Dal 1861, anno dell’Unità di Italia, a oggi sono circa 31 milioni i lavoratori che hanno fatto le valigie e hanno lasciato il Paese e di questi circa 19 milioni non si sono più voltati indietro. Analizzando anche tempi più recenti, il risultato non migliora: se nel 2009 il numero di espatriati era ben al di sotto dei 50.000, nel 2021 abbiamo superato i 94.000. Il culmine è stato raggiunto tra il 2015 e il 2020 con una quota superiore ai 100.000 espatri per anno.

Al tempo stesso, però, negli ultimi anni si è verificato anche un aumento del numero di rimpatri: nel 2015 erano circa 25.000 gli italiani che hanno deciso di tornare nel Paese natio, mentre nel 2021 la quota è salita a quasi 75.000 con un disavanzo di poco più di 19.000 unità tra espatriati e rimpatriati.

Il regime di tassazione agevolata ha avuto senza dubbio un ruolo in tutto ciò. Questo, infatti, ha inevitabilmente reso l’Italia più appetibile agli occhi di chi aveva scelto di trasferirsi e spinto una buona percentuale di talenti espatriati a rivedere la propria decisione.

Legge di bilancio 2024: cosa cambia adesso?

La manovra approvata lo scorso 16 ottobre ha, invece, modificato le carte in tavola, scombussolando i piani di numerose famiglie.

Nonostante siano ancora previsti degli aggiustamenti, sembrerebbe chiara l’impostazione di base: a cambiare sarà, in primis, l’aliquota su cui viene calcolato l’imponibile fiscale, che sale al 50% con il limite di 600.000 euro.

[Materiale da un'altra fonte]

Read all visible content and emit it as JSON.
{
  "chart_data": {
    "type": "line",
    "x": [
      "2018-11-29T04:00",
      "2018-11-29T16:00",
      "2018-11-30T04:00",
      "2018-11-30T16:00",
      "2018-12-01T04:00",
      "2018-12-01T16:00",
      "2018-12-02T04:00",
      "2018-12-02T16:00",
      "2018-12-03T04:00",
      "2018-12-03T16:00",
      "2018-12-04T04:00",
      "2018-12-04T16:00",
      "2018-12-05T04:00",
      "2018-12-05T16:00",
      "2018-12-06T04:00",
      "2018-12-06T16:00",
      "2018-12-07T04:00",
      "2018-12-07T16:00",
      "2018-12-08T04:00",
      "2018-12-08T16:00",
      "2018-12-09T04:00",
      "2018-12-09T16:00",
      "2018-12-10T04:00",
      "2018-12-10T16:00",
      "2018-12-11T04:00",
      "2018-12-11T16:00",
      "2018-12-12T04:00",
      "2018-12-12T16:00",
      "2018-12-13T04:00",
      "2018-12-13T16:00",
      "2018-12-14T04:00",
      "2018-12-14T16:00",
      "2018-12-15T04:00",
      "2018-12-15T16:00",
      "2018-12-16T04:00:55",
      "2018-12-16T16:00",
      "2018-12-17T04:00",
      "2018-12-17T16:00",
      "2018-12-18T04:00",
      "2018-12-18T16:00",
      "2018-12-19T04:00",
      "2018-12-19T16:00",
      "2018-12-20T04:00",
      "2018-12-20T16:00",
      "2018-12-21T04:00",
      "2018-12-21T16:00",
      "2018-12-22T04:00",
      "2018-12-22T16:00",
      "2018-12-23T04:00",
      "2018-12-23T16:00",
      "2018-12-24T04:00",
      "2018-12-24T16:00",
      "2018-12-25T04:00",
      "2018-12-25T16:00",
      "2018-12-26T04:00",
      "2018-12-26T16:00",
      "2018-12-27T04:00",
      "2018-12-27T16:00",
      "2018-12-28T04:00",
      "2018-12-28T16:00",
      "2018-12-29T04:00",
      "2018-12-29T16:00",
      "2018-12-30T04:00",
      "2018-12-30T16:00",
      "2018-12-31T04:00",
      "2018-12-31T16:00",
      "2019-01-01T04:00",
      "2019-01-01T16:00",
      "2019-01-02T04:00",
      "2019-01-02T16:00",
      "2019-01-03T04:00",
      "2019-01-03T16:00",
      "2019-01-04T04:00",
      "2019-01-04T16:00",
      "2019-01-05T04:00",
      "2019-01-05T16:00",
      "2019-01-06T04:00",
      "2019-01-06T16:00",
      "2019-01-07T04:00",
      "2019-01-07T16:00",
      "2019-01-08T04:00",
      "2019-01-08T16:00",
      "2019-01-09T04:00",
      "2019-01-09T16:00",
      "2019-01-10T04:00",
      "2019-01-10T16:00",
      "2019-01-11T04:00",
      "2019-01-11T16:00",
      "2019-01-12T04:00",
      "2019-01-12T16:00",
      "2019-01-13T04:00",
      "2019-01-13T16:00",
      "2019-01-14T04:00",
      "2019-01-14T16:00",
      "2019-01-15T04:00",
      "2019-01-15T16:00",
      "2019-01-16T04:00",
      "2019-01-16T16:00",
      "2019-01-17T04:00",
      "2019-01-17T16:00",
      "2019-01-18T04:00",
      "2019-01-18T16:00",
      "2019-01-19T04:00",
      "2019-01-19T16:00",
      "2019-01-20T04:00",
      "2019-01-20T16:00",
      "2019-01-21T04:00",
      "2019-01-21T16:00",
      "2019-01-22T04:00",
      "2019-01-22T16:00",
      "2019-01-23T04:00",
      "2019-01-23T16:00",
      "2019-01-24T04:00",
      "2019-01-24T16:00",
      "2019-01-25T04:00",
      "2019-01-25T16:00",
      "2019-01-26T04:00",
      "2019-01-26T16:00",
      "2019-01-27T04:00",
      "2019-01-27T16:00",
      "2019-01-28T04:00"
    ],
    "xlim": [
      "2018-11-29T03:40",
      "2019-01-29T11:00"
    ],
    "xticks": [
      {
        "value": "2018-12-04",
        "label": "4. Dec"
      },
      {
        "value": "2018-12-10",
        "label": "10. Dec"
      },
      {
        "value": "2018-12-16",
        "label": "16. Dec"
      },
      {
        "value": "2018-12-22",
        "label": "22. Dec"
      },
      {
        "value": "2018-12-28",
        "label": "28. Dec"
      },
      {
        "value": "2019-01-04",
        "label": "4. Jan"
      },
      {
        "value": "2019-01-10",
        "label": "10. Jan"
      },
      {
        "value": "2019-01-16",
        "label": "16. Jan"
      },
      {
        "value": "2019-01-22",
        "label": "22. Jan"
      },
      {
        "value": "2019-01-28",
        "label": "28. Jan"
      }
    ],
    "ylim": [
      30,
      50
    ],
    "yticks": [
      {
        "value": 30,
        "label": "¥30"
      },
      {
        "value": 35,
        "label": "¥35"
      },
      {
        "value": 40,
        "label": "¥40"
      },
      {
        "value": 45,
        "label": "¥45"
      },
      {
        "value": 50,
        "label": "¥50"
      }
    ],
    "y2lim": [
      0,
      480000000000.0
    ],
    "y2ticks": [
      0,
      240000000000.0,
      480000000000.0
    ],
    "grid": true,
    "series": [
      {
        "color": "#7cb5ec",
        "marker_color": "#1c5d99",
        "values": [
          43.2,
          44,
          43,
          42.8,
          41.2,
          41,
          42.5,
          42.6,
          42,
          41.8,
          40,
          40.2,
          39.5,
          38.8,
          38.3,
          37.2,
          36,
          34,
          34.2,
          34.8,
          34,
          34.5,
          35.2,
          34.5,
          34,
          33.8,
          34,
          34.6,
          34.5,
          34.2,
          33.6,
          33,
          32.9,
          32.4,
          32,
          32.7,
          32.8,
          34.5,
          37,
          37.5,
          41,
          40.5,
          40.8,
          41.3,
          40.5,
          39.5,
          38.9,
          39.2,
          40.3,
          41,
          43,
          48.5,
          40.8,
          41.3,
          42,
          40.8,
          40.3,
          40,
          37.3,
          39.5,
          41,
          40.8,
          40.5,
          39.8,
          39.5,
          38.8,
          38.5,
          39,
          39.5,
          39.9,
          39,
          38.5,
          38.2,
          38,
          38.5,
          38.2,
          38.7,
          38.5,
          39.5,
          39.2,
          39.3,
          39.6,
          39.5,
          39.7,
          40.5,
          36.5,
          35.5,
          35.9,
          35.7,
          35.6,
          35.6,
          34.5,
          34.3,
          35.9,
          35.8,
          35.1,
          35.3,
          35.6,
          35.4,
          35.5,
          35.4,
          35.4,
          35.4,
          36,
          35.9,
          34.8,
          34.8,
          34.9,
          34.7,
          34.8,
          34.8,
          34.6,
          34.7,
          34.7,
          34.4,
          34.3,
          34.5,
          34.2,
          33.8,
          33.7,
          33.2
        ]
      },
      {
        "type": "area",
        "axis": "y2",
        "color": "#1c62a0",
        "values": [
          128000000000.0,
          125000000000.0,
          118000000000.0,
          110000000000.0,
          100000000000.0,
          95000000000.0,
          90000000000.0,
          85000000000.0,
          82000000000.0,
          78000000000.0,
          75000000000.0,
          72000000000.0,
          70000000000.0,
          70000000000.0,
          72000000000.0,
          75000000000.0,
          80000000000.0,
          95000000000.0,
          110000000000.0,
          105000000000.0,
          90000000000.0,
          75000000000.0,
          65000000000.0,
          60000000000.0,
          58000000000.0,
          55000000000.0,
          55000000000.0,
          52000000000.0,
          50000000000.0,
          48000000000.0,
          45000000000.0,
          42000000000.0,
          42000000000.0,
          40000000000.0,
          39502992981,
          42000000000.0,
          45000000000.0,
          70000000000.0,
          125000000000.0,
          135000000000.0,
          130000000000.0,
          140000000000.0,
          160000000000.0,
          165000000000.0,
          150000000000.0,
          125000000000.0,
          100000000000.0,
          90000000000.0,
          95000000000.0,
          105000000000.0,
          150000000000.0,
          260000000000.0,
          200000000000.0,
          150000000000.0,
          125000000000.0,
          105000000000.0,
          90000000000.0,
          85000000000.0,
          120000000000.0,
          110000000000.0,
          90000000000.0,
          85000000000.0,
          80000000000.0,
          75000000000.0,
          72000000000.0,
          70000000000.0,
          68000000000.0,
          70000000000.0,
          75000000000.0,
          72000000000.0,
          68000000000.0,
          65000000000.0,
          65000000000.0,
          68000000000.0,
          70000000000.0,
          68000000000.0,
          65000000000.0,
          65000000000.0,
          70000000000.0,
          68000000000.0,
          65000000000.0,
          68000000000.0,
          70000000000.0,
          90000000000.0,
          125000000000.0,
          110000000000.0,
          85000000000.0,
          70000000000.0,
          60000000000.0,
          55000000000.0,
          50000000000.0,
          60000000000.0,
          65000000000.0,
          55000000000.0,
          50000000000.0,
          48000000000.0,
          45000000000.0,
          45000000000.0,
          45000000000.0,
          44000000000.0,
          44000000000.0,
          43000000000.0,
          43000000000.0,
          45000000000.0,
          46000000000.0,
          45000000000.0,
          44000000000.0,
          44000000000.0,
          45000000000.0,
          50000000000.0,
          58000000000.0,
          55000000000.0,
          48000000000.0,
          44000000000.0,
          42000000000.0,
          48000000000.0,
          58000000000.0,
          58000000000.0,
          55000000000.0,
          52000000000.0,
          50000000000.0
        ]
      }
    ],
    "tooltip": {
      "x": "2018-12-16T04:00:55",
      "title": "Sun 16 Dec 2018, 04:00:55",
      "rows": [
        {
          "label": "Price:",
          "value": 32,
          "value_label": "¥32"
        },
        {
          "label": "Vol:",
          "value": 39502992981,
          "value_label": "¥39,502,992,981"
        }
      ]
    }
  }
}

Saranno inoltre introdotti alcuni nuovi paletti: il lavoratore non dovrà aver risieduto in Italia nei 3 periodi di imposta precedenti (non bastano più i 2 previsti fino al 2023) e dovrà risiedervi almeno per i 5 anni successivi (contro i 2 precedenti), il rapporto di lavoro dovrà essere nuovo ed, infine, il lavoratore per poter accedere ai benefici, dovrà possedere requisiti di elevata specializzazione o qualificazione. Disposizioni che, tuttavia, non dovrebbero essere applicate a coloro che entro la fine del 2023 avranno la residenza anagrafica in Italia.

Un bel problema, che vede da una parte il Governo, pronto ad allocare differentemente le risorse a disposizione, e dall’altra tutte quelle famiglie che in virtù delle normative precedenti avevano deciso di tornare nel Belpaese. Una scelta che, nella maggior parte dei casi, include un’organizzazione a 360 gradi: gestire la burocrazia, cercare una casa, scegliere le scuole per i figli, fare i conti per arrivare a fine mese. Oggi però questi conti non tornano più e spingono tantissimi rimpatriati a chiedere al Governo di rivedere le disposizioni.

Le modifiche proposte costringeranno molti a emigrare nuovamente o a non rientrare mai in Italia, perdendo così la possibilità di veder tornare un’ingente quantità di capitale umano su cui il Paese ha investito anni di formazione” si legge su Change.org dove è nata una campagna da parte dei diretti interessati che reclamano l’assenza di un regime transitorio oltre alla retroattività della norma che finisce per mettere in difficoltà chi aveva già preso una decisione.